Джилли чуть наклонила голову:
– И немного страшновато.
Они опять замолчали. Теперь первой заговорила Софи.
– По-моему, я знаю, как нам встретиться в стране снов, – сказала она.
– И как?
– Заснуть вместе. В одной постели, держась за руки.
Глаза Джилли снова загорелись азартом.
– Я играю, – сказала она.
Софи рассмеялась:
– Чтобы ты да отказалась от игры!
– Верно. Один из множества моих талантов. Даже будучи Сломанной Девочкой, я всегда готова участвовать в любой кутерьме.
– Может и не сработать, – предупредила Софи.
– Да брось. Что нам терять?
– Совершенно нечего.
И она улеглась на кровать рядом с Джилли. Они лежали плечом к плечу, и, взяв руку Джилли в свою, Софи ощутила слабое пожатие.
– А ты сможешь заснуть? – спросила Софи. – Я имею в виду, вот так?
– Последнее время у меня это лучше всего получается, – отозвалась Джилли.
Софи хотела поспорить, но передумала и просто закрыла глаза. Она вслушивалась в дыхание Джилли и старалась дышать в такт. Спустя мгновение комната вокруг нее растаяла.
2
Однажды давным-давно…
Наверно, я все-таки не ожидала, что у нас получится. После стольких недель тщетных поисков Софи попытка заснуть вместе казалась – как бы это сказать – слишком очевидным решением. Однако же получилось. Я засыпаю в палате реабилитации, а открываю глаза в стране снов, лежа рядом с Софи на мягком мху. Мы все еще держимся за руки. Поворачиваемся друг к другу лицом, улыбаемся до ушей. Я хохочу, целую ее в нос, вскакиваю на ноги и приплясываю вокруг нее.
– Получилось! – распеваю я. – Полу-лу-полу-лу-получи лося!
Пытаюсь отбить чечетку, но тапочки тонут во мху, и стука не слышно. Ну и пусть. Все равно я не умею танцевать степ. Так что я просто кружусь, как кружилась маленькой девочкой, пока в моей жизни еще не было ничего ужасного, широко раскинув руки и запрокинув голову.
И тут до меня доходит, что Софи так и лежит на земле. И, взглянув на нее, я вижу, что она плачет. Я падаю на колени рядом с ней.
– Что с тобой, Соф? Нам бы полагалось радоваться.
– Просто… ты снова – ты…
Я не сразу понимаю, о чем она говорит. Она садится и трогает пальцами мою щеку. И тогда я догадываюсь. Я так привыкла становиться собой в стране снов, что больше не задумываюсь об этом. Но для Софи, которая последнее время имела дело только со Сломанной Девочкой, это потрясение.
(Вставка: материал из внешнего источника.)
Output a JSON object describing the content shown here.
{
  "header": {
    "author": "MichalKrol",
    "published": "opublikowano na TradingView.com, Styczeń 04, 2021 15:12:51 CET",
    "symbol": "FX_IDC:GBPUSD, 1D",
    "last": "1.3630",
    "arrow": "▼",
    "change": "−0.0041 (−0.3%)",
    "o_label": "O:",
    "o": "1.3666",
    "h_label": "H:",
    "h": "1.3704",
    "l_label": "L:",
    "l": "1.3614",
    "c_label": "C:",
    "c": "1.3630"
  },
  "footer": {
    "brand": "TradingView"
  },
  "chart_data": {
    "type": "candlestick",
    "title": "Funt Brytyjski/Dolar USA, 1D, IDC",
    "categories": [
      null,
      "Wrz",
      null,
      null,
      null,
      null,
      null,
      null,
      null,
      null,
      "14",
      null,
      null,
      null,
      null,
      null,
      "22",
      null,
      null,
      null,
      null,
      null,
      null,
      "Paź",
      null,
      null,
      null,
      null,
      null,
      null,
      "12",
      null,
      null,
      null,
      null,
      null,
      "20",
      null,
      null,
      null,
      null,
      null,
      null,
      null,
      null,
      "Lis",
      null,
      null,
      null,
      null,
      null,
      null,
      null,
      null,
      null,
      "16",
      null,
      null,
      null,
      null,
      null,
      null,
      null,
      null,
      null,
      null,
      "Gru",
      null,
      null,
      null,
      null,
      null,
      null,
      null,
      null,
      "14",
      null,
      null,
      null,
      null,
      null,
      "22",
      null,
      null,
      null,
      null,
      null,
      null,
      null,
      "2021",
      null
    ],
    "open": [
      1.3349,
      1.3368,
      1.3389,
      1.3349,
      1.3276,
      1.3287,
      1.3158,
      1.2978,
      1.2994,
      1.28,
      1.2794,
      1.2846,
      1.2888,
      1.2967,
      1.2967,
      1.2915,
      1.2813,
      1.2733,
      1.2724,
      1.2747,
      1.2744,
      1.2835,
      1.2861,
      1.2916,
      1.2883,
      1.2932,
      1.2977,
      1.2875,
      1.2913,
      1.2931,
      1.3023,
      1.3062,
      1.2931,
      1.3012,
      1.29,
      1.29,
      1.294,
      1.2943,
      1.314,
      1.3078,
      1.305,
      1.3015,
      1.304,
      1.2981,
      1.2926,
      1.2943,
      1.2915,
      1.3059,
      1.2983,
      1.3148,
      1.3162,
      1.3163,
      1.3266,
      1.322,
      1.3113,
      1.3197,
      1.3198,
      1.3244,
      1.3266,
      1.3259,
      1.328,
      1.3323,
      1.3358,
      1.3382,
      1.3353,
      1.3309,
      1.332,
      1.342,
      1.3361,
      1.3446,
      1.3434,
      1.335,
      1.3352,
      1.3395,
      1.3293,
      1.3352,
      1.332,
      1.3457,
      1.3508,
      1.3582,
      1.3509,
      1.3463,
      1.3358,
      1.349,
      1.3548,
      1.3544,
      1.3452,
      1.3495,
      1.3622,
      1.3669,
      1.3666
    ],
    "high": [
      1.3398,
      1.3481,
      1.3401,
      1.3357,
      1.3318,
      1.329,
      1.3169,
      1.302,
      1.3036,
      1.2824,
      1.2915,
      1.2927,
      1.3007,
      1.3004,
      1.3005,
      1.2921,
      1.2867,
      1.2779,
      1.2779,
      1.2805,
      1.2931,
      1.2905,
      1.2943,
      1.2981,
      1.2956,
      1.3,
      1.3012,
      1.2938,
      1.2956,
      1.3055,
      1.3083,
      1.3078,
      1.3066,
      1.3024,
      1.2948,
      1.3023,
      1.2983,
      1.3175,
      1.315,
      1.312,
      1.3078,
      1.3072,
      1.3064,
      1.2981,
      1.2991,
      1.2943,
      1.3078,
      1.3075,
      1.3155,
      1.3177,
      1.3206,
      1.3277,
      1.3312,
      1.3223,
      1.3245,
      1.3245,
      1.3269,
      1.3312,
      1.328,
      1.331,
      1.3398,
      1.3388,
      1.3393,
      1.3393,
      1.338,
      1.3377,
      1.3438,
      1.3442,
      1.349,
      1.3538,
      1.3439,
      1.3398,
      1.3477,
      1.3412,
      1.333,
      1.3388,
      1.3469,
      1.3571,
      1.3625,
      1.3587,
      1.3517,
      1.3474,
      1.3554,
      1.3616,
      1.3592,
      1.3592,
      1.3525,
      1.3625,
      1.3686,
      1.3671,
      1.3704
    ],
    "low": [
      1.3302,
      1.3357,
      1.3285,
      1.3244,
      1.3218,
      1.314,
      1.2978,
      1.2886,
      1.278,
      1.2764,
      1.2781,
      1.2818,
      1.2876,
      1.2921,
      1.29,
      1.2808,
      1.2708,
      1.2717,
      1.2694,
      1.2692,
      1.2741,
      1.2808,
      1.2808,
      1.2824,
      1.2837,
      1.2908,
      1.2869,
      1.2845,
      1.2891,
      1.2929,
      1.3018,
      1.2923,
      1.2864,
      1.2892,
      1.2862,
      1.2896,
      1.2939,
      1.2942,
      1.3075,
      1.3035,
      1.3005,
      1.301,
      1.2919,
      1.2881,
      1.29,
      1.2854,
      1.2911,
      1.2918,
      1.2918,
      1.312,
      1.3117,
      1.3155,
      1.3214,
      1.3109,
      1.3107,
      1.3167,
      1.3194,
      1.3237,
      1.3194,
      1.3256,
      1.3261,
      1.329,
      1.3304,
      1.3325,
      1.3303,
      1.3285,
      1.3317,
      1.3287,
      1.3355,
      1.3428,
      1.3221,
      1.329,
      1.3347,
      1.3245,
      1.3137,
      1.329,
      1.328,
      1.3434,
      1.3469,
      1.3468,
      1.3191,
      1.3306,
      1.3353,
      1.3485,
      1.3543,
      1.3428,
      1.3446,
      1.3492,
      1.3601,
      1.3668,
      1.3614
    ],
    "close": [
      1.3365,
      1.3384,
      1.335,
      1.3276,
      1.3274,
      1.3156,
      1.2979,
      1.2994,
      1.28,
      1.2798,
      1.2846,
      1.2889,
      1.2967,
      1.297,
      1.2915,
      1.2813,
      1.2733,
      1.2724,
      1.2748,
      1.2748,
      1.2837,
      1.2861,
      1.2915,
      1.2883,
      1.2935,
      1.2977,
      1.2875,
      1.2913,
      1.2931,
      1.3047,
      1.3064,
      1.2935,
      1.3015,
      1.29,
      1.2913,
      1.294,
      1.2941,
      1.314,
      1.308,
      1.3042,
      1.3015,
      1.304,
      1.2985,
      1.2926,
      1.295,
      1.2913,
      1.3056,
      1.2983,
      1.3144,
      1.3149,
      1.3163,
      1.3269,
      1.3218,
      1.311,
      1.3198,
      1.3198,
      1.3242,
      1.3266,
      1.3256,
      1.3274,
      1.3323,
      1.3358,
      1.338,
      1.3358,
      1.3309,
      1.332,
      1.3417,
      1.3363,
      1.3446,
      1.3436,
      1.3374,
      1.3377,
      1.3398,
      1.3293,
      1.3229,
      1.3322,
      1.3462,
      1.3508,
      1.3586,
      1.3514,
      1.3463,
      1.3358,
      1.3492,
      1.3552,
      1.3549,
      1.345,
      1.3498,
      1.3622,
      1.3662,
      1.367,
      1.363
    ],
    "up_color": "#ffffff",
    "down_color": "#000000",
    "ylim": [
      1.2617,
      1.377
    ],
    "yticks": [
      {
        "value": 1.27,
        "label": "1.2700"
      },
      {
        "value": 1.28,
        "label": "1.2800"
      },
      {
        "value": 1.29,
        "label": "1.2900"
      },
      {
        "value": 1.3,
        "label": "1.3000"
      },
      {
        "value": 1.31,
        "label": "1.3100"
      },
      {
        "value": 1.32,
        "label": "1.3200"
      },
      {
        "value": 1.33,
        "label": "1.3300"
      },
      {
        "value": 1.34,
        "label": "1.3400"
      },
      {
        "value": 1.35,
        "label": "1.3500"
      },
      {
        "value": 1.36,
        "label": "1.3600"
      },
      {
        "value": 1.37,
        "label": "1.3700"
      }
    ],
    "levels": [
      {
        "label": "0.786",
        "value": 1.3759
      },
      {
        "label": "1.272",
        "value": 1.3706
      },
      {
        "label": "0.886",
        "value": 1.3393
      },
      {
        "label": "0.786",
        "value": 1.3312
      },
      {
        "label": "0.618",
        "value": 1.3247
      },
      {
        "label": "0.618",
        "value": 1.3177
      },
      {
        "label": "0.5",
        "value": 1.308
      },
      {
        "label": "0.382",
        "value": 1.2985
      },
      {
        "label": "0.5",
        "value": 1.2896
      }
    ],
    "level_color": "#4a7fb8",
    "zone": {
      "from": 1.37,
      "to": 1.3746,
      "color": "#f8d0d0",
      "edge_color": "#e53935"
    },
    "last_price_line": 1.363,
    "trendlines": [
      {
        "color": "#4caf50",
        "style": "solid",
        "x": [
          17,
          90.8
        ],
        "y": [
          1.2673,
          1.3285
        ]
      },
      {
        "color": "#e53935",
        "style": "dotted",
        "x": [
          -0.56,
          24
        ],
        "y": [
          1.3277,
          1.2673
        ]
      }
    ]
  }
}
– Ты посмотри на себя, – говорит она. – Точно такая, как в университете, когда мы познакомились.
Я улыбаюсь:
– Когда мы были задаваками-студентками и всё знали.
– Ты никогда не была задавакой.
– Да и ты тоже.
Помнится, Джо как-то говорил мне, что когда снишься себе в стране снов, то становишься такой, какой себя представляешь, какой себя видишь, – и не обязательно такой, какой ты выглядишь в Мире Как Он Есть. Но до сих пор я об этом не задумывалась. Неудивительно, что Тоби за мной ухлестывал, пока я его не разочаровала: он ведь считал меня беззаботной двадцатилетней девчонкой. Да я такая и есть, когда попадаю сюда.
Многие говорят, что в душе чувствуют себя подростками, – сколько бы лет им ни было и какую бы взрослую и ответственную жизнь они ни вели. Но мои подростковые годы заперты в ящичке для дурных воспоминаний вместе с детством, так что ничего удивительного, если я представляю себя вечной студенткой. Тогда я впервые почувствовала, что могу быть кем-то. Собой. Действовать, а не сопротивляться или подчиняться.
Софи тоже выглядит моложе – еще моложе меня. Ей лет восемнадцать, самое большее девятнадцать.
– Ты хоть раз здесь смотрелась в зеркало? – спрашиваю я.
Она улыбается и кивает. Глаза все еще блестят. «Забудь о Сломанной Девочке, – хочется сказать мне. – Пока мы здесь, она ничего не значит». Но говорить теперь незачем. Она уже справилась сама. Наверно, ей нетрудно переключиться на меня такую, с какой она знакома много лет, а не несколько недель, как со Сломанной Девочкой. Хотя она никогда не отводит взгляда, навещая меня.
– Здорово, да? – говорит она. – Если бы загнать этот восторг в бутылку и прихватить с собой, мы бы озолотились.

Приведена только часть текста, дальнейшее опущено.